French director Sébastien Marnier made his impressive feature film debut with Irréprochable (2016), a taut, elegant thriller about an unemployed 40-year-old woman who stalks a younger woman that “steals” her job. In 2018, he followed with L’Heure de la Sortie, about a substitute teacher who eventually realizes that the elite class he’s tutoring harbours a dark, cult-ish secret.

Both films are slowburning, social realist thrillers that particularly find their groove from the second act onwards – always with a sense of unspoken mystery, peeling off layers upon layers in the characters’ psyches and motivations.  Marnier has certainly seen his Haneke.

French electropop trio Zombie Zombie, consisting of Etienne Jaumet, Cosmic Neman and Dr Schonberg, has been active since the mid 2000s. Before landing their first score assignment with Louiba Hamra (2013), they were known for their old school, analogue electronica, channeling their hero John Carpenter in the tribute album Zombie Zombie Plays John Carpenter (2010), for example. After two collaborations with Marnier, a fruitful, long-lasting relationship seems to have formed. While Irréprochable has been released digitally before, Music Box Records released both scores on the same CD in March-2019.

How is it?

The score for L’Heure de la Sortie is situated within a Carpenter-esque universe – appropriate since the premise of the darkminded pupils has a definite Village of the Damned (1995) feel to it.  Much like Disasterpeace’s score for It Follows (2015), it employs zithering textures in the higher register counterpointed by the occasional dark beat. A good example is the opening track «Etrange balade en forêt (Filature)», a sequence in which the teacher stalks his students through a forest. One of the album’s highlights, for sure, alongside the energetic «La boîte de nuit de Tonton».

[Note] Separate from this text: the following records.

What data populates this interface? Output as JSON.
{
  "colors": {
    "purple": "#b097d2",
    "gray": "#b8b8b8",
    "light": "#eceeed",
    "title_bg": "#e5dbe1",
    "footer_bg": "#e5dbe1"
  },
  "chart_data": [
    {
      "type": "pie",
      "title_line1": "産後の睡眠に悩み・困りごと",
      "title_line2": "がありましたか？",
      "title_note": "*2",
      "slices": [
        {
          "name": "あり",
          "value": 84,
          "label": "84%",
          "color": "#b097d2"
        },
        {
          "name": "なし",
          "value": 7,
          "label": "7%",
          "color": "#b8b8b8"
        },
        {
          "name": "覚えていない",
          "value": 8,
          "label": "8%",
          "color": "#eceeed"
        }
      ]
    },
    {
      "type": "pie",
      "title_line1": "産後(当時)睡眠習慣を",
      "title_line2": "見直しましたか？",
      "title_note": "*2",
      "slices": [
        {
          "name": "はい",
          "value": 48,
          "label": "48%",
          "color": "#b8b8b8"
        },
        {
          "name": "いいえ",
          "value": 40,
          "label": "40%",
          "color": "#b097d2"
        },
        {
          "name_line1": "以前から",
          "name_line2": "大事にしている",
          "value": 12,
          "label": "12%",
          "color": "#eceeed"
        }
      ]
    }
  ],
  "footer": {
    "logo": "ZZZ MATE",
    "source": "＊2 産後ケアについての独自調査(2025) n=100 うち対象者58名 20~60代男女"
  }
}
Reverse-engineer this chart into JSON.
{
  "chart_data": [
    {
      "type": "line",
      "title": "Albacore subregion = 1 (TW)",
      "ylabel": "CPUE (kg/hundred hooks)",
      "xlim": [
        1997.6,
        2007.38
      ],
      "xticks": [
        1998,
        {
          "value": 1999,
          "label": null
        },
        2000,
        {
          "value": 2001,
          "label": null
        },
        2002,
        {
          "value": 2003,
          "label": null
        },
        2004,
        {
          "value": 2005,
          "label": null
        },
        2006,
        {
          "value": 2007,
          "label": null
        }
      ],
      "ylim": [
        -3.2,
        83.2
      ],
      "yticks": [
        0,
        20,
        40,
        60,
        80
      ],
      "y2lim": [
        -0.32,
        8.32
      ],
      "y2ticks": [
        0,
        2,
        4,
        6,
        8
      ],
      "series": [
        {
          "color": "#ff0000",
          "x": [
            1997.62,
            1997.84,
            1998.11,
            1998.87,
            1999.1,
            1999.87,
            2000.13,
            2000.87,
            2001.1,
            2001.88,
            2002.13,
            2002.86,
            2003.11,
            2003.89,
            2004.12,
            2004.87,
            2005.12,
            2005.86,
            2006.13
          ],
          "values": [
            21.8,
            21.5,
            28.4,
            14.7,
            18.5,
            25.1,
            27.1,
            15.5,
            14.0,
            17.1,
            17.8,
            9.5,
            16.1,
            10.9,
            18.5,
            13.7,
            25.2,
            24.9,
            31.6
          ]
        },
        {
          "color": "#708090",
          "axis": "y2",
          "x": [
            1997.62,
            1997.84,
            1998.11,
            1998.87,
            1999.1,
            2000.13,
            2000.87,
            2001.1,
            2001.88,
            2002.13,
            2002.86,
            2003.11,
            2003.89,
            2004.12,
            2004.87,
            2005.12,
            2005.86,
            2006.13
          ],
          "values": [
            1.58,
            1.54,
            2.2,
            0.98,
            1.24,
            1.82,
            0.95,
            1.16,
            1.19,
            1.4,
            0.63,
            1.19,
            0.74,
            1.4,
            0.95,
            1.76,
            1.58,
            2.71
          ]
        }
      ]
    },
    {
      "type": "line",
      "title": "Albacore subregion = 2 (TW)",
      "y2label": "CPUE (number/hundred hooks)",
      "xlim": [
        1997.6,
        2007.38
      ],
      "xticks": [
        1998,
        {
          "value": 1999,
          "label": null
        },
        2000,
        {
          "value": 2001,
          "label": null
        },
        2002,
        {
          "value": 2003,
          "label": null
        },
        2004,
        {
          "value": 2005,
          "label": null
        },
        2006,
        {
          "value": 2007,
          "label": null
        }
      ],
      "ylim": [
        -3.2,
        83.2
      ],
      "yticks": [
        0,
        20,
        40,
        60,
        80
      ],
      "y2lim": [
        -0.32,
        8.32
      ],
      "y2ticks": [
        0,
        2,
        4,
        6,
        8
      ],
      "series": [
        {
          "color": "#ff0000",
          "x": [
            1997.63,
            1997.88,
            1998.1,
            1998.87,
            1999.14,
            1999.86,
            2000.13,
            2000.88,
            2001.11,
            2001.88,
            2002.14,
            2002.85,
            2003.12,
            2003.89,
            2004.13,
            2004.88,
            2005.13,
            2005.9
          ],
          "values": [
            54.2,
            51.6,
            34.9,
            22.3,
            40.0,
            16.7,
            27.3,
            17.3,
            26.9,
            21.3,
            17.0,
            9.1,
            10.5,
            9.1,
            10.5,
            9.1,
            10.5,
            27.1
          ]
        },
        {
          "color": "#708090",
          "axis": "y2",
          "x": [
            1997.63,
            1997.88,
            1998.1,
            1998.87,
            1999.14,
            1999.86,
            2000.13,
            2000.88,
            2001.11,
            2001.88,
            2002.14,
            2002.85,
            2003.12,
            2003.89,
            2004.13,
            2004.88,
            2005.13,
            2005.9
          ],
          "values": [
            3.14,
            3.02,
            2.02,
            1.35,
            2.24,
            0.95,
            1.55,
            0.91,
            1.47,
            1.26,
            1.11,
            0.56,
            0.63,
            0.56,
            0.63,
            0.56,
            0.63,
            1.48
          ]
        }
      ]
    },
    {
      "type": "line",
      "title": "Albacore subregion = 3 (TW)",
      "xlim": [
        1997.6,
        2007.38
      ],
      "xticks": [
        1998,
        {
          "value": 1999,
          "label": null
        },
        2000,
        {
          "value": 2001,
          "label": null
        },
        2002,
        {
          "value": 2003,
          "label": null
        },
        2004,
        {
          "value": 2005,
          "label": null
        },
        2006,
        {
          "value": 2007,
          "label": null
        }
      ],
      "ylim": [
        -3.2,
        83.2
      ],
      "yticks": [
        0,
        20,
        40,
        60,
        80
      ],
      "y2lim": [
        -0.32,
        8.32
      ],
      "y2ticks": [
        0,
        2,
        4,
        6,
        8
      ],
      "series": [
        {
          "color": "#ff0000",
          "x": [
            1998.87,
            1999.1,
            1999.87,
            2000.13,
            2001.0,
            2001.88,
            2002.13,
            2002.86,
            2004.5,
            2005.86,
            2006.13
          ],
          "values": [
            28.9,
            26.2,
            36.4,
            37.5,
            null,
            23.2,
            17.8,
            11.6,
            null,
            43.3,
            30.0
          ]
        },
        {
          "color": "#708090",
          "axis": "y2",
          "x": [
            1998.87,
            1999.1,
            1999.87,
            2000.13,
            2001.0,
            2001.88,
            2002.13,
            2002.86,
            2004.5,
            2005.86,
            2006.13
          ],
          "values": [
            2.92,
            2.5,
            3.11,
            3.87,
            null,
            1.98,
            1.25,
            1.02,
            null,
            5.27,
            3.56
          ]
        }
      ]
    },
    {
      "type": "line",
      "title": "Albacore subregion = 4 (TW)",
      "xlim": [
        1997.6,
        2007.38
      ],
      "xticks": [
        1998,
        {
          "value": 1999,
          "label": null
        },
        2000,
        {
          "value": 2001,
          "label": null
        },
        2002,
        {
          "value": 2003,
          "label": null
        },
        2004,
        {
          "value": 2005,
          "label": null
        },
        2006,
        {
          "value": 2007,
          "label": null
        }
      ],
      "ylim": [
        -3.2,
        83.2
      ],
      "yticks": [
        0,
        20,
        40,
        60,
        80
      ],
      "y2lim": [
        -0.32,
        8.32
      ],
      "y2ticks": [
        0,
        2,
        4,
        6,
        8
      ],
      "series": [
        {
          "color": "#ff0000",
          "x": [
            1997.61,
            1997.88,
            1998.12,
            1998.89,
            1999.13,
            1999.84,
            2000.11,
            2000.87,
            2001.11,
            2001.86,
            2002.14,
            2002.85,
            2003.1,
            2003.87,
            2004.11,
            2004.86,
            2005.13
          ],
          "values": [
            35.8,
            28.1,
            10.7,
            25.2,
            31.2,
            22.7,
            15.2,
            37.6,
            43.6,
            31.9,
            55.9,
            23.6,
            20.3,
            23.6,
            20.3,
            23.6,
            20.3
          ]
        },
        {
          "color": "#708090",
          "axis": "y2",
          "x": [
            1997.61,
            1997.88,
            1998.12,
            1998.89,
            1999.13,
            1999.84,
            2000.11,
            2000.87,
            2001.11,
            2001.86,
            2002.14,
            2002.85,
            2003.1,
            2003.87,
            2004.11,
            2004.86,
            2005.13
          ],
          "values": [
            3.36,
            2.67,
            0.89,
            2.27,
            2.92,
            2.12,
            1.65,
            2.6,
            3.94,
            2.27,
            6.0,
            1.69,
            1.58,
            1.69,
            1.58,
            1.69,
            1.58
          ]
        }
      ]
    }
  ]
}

Another highlight is «Thème de Pierre» for Laurent Lafitte’s teacher character, which occurs twice on the album in slightly different variations – comforting, repetitive chord modulations offering a warm, but slightly downbeat outlook on his eventual descent into suspicion and paranoia. The oddest track is perhaps the song «Free Money» in which the student choir sings about their outrage at the world we live in, performed homogenously and slightly off-key, with a somber, Jóhann Jóhannsson-like drone underneath.

Irréprochable – the superior film of the two – is stylistically in the same territory. The troubled stalker Constance is mirrored perfectly in an icy, electronic soundscape – her monomaniacal obsessions cemented in both regular beats and sliding, twisted harmonies. Like «Running (Theme de Constance)» or «Folie Forieuse, pt. 1» and «Folie Forieuse, pt. 2». The most entertaining cue might be «Boite de nuit» – a funky source cue for the obligatory disco scene – but the greatest appeal of the score is how Zombie Zombie constantly undermines the sense of harmony by adding longlined minor-mode chords under lofty major-mode melodies.

We’re fortunate to live in an age where retro synthwave scores are quite commonplace, but it’s not easy to navigate between the good and the bad. Much like their French colleagues Daft Punk, however, Zombie Zombie is very adept at channeling both 80s and 90s influences, ambient, psychedelia and EDM while keeping their original voice, perfectly suited for the type of socialrealist otherworldliness that directors like Marnier brings to the table. May it long continue!